Let me transcribe that for you:
This satirical publication created a great sensation and considerable controversy. The author is now confidently stated to have been T. J. Mathias. [The first edition appeared in 1794-7, 8vo. 4 pts. in 1 vol. In the different editions there were variations, omissions, &c, &c. Copies of the edition printed in 1812 in 4to. and folio, for the purpose of Illustration, a pursuit highly deprecated by the author in his Poem.]Well, see, that is interesting in its own right (since I'm working on Coleridge now); but it also helps us identify who wrote those lines. Because they appear in print in William Thomas Lowndes and Henry George Bohn's The Bibliographer's Manual of English Literature (Vol 7; 1861), 2012. (Indeed, if you've been paying attention you'll see that I haven't transcribed the MS at all; I've copied the text from Lowndes/Bohn 1861 book). From this we can deduce: the edition scanned into Google Books was owned and scribbled upon by Lowndes or Bohn, and probably by the former. But wait: whose are those intials at the end of the MS marginalium? It looks to me like 'JJ' or 'TT'; and neither WTL nor HGB. Curiouser and curiouser. (Actually, peering closely at it, I wonder if it isn't 'JCJB', with the C crossing the first J, and the second J providing the spar for the B. What do you think?)

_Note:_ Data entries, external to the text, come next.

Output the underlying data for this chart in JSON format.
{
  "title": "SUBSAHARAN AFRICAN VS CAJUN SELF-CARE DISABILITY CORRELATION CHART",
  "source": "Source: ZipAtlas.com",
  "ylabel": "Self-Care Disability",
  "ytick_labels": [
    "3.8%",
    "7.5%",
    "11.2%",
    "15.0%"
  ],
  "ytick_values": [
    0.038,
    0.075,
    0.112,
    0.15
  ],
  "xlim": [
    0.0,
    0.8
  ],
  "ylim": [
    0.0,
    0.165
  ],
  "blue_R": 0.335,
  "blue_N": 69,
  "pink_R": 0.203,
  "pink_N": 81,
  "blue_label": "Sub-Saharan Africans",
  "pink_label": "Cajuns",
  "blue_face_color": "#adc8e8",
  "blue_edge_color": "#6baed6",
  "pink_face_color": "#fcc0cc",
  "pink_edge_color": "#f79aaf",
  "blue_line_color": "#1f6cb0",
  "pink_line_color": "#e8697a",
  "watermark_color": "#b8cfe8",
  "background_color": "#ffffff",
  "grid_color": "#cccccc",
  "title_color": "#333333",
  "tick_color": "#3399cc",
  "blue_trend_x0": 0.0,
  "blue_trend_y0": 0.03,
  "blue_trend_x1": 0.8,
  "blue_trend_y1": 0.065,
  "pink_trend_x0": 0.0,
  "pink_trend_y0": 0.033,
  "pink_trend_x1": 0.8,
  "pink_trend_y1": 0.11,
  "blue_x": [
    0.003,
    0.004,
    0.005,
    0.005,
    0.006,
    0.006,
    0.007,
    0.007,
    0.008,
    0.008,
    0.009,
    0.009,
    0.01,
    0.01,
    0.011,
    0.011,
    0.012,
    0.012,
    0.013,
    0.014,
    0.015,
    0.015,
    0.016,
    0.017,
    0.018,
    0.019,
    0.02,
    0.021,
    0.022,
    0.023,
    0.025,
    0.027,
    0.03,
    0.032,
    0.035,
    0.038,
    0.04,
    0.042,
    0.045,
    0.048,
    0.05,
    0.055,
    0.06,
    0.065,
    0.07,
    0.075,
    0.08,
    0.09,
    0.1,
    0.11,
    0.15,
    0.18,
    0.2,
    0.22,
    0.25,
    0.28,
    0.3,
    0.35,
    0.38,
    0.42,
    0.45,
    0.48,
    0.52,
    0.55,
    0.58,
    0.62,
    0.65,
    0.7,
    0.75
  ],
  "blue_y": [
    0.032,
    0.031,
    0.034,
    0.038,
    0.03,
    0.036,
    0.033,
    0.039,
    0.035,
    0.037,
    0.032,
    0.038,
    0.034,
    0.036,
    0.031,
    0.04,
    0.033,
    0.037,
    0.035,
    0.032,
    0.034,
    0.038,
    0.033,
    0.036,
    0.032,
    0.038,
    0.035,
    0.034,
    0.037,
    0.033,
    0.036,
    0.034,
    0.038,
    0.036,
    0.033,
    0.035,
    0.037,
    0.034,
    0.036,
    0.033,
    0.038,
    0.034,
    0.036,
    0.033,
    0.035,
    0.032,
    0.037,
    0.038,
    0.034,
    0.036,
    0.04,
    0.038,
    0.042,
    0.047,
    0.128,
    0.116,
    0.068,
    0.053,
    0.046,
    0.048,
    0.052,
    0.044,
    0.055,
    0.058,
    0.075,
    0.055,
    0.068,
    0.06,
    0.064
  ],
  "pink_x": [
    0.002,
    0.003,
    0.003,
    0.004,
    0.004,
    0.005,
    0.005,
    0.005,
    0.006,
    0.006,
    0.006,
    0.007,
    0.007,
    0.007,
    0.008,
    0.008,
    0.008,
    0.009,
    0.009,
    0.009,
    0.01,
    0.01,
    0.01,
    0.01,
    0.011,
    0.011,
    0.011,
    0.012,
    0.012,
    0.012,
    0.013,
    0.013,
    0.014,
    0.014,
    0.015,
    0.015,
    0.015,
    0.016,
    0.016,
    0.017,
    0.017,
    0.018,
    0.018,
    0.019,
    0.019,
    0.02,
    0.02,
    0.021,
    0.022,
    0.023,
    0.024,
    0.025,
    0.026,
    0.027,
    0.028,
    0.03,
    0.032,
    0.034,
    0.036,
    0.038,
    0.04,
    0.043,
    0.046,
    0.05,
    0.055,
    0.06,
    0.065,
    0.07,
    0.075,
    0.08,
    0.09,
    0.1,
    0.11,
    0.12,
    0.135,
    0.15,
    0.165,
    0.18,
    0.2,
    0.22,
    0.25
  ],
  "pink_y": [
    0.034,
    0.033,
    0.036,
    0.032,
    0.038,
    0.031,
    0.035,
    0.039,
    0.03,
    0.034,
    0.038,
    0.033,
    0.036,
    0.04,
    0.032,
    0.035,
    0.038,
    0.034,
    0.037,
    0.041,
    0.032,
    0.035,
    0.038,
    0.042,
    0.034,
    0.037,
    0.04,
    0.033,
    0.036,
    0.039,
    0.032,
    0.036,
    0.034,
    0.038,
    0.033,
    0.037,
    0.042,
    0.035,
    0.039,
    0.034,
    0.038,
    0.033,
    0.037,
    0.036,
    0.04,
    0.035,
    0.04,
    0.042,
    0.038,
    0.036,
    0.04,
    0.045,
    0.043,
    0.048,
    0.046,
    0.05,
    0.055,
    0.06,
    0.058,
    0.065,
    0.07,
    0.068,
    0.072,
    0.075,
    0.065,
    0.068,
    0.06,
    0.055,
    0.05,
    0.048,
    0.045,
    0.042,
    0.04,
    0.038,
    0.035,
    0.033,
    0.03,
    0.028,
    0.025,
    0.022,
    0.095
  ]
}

Coleridge, in 'The Friend,' vol. 2, p. 12, (ed. 1818), alludes to this work as "the most vapid of satires become the object of keen public interest purely from the number of contemporary characters named in the patchwork notes (which possess, however, the comparative merit of being more poetical than the text), and because, to increase the stimulus, the author has sagaciously kept his own name for whispers and conjectures." See Gent. Mag. N.8. vol. 16, p. 123, for a long article on this book.